Thammineedi Subramanyeshwar Rao, Patnaik Sujit Chyau, Saksena Ajesh Raj, Ramalingam Pratap Reddy, Nusrath Syed
Department of Surgical Oncology, Basavatarakam Indo American Cancer Hospital and Research Institute, Hyderabad, India.
Indian J Surg Oncol. 2020 Dec;11(4):684-691. doi: 10.1007/s13193-020-01085-8. Epub 2020 May 11.

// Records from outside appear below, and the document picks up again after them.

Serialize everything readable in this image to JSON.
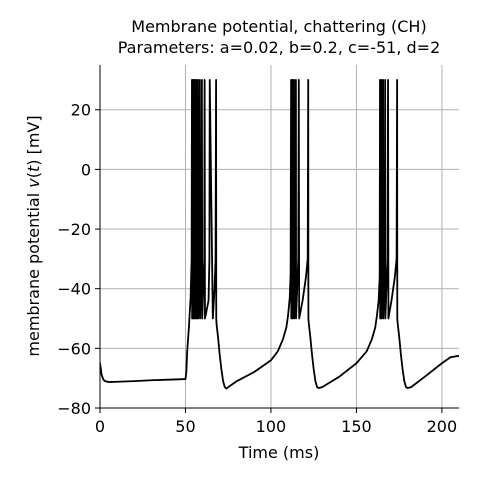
{
  "chart_data": {
    "type": "line",
    "title": "Membrane potential, chattering (CH)",
    "subtitle": "Parameters: a=0.02, b=0.2, c=-51, d=2",
    "xlabel": "Time (ms)",
    "ylabel_parts": [
      "membrane potential ",
      "v",
      "(",
      "t",
      ") [mV]"
    ],
    "xlim": [
      0,
      210
    ],
    "ylim": [
      -80,
      35
    ],
    "xticks": [
      0,
      50,
      100,
      150,
      200
    ],
    "yticks": [
      -80,
      -60,
      -40,
      -20,
      0,
      20
    ],
    "xtick_labels": [
      "0",
      "50",
      "100",
      "150",
      "200"
    ],
    "ytick_labels": [
      "−80",
      "−60",
      "−40",
      "−20",
      "0",
      "20"
    ],
    "grid": true,
    "series": [
      {
        "color": "#000000",
        "x": [
          0,
          1,
          2,
          3,
          5,
          10,
          20,
          30,
          40,
          50,
          50.5,
          51,
          52,
          53,
          53.6,
          53.8,
          53.9,
          54.2,
          54.4,
          54.5,
          54.8,
          55,
          55.1,
          55.4,
          55.6,
          55.8,
          56.2,
          56.4,
          56.6,
          57.1,
          57.3,
          57.5,
          58.2,
          58.4,
          58.6,
          59.4,
          59.6,
          59.8,
          61.0,
          61.2,
          61.4,
          63.5,
          64.0,
          64.2,
          66.0,
          67.0,
          67.6,
          67.9,
          68.0,
          68.2,
          69,
          70,
          71,
          72,
          73,
          74,
          75,
          80,
          90,
          100,
          104,
          107,
          109,
          110,
          111,
          111.5,
          111.8,
          111.9,
          112.4,
          112.6,
          112.7,
          113.3,
          113.5,
          113.6,
          114.4,
          114.6,
          114.7,
          116.0,
          116.3,
          116.5,
          118.5,
          119.5,
          120.5,
          121.5,
          121.8,
          121.9,
          122.2,
          123,
          124,
          125,
          126,
          127,
          128,
          130,
          140,
          150,
          156,
          159,
          161,
          162,
          163,
          163.6,
          163.8,
          163.9,
          164.4,
          164.6,
          164.7,
          165.4,
          165.6,
          165.7,
          166.6,
          166.8,
          166.9,
          168.2,
          168.5,
          168.7,
          170.5,
          171.5,
          172.5,
          173.5,
          173.8,
          173.9,
          174.2,
          175,
          176,
          177,
          178,
          179,
          180,
          182,
          190,
          200,
          205,
          210
        ],
        "y": [
          -65,
          -69,
          -70.5,
          -71,
          -71.3,
          -71.2,
          -71,
          -70.7,
          -70.5,
          -70.3,
          -68,
          -61,
          -53,
          -43,
          -30,
          30,
          -50,
          -30,
          30,
          -50,
          -30,
          30,
          -50,
          -30,
          30,
          -50,
          -30,
          30,
          -50,
          -30,
          30,
          -50,
          -30,
          30,
          -50,
          -30,
          30,
          -50,
          -30,
          30,
          -50,
          -44,
          -30,
          30,
          -50,
          -40,
          -30,
          30,
          -50,
          -52,
          -56,
          -62,
          -67,
          -71,
          -73,
          -73.5,
          -73,
          -71,
          -68,
          -64,
          -61,
          -57,
          -53,
          -49,
          -43,
          -35,
          30,
          -50,
          -30,
          30,
          -50,
          -30,
          30,
          -50,
          -30,
          30,
          -50,
          -30,
          30,
          -50,
          -44,
          -40,
          -36,
          -30,
          30,
          -50,
          -52,
          -56,
          -62,
          -67,
          -71,
          -73,
          -73.3,
          -73,
          -69.5,
          -65,
          -61,
          -57,
          -53,
          -49,
          -44,
          -36,
          30,
          -50,
          -30,
          30,
          -50,
          -30,
          30,
          -50,
          -30,
          30,
          -50,
          -30,
          30,
          -50,
          -44,
          -40,
          -36,
          -30,
          30,
          -50,
          -52,
          -56,
          -62,
          -67,
          -71,
          -73,
          -73.3,
          -73,
          -69.5,
          -65,
          -63,
          -62.5
        ]
      }
    ]
  }
}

Post esophagectomy anastomotic leakage is a crucial factor in determining morbidity and mortality. Good vascularity of the gastric conduit is essential to avoid this complication. This prospective study compares the utility of intraoperative indocyanine green (ICG) fluorescence angiography and visual assessment in assessing the vascularity of gastric conduit and proximal esophageal stump in patients undergoing esophagectomy. Thirteen consecutive patients who underwent esophagectomy for carcinoma middle, lower third esophagus or gastro-esophageal junction from August 2019 to September 2019 were included. Three patients underwent laparoscopic-assisted transhiatal esophagectomy, ten thoraco-laparoscopic-assisted esophagectomy. Reconstruction was done by gastric pull-up via posterior mediastinal route. All patients underwent assessment of perfusion of gastric conduit and proximal esophageal stump by ICG angiography and by visual assessment based on inspection of the color, the palpation of warmth, pulse, and bleeding from the edges. Visual assessment revealed the tip of the gastric conduit was dusky and ischemic in 11 patients, pink and well perfused in two. ICG fluorescence imaging showed inadequate perfusion at the tip of conduit in 12 patients, adequate in one, overall requiring revision in 12 cases. There was a discrepancy in one patient where visual inspection showed adequate perfusion, but ICG disclosed poor vascularity requiring revision of the conduit's tip. Resection of the devitalized portion of the proximal esophageal stump was needed in 5 patients both by visual and by ICG assessment. The median time to appearance of blush from the time of injection of dye was 15 s (10 to 23 s). In all the cases, the pattern of blush was simultaneous, with the concurrent appearance of ICG blush in the gastric conduit and gastro-epiploic arcade. No anastomotic leaks were noted. Visual inspection of the gastric conduit vascularity can underestimate perfusion and hence can compromise resection of the devitalized part. ICG fluorescence imaging is an accurate and promising means to ascertain the vascularity of gastric conduit during an esophagectomy. But its utility needs to be validated in randomized trials.
食管切除术后吻合口漏是决定发病率和死亡率的关键因素。胃代食管的良好血供对于避免这一并发症至关重要。本前瞻性研究比较了术中吲哚菁绿(ICG)荧光血管造影和视觉评估在评估接受食管切除术患者的胃代食管和食管近端残端血供方面的效用。纳入了2019年8月至2019年9月连续13例因食管中下段癌或胃食管交界部癌接受食管切除术的患者。3例患者接受腹腔镜辅助经裂孔食管切除术,10例接受胸腹腔镜辅助食管切除术。通过经后纵隔途径上提胃进行重建。所有患者均通过ICG血管造影以及基于颜色检查、触诊温度、脉搏和边缘出血情况的视觉评估来评估胃代食管和食管近端残端的灌注情况。视觉评估显示,11例患者胃代食管尖端发暗且缺血,2例呈粉红色且血供良好。ICG荧光成像显示12例患者胃代食管尖端灌注不足,1例充足,总体上12例需要进行修正。有1例患者存在差异,视觉检查显示灌注充足,但ICG显示血管性差,需要修正胃代食管尖端。5例患者通过视觉和ICG评估均需要切除食管近端残端的失活部分。从注射染料到出现 blush的中位时间为15秒(10至23秒)。在所有病例中,blush的模式是同步的,胃代食管和胃网膜弓同时出现ICG blush。未发现吻合口漏。对胃代食管血管性的视觉检查可能会低估灌注,从而可能影响失活部分的切除。ICG荧光成像在食管切除术中是确定胃代食管血管性的一种准确且有前景的方法。但其效用需要在随机试验中得到验证。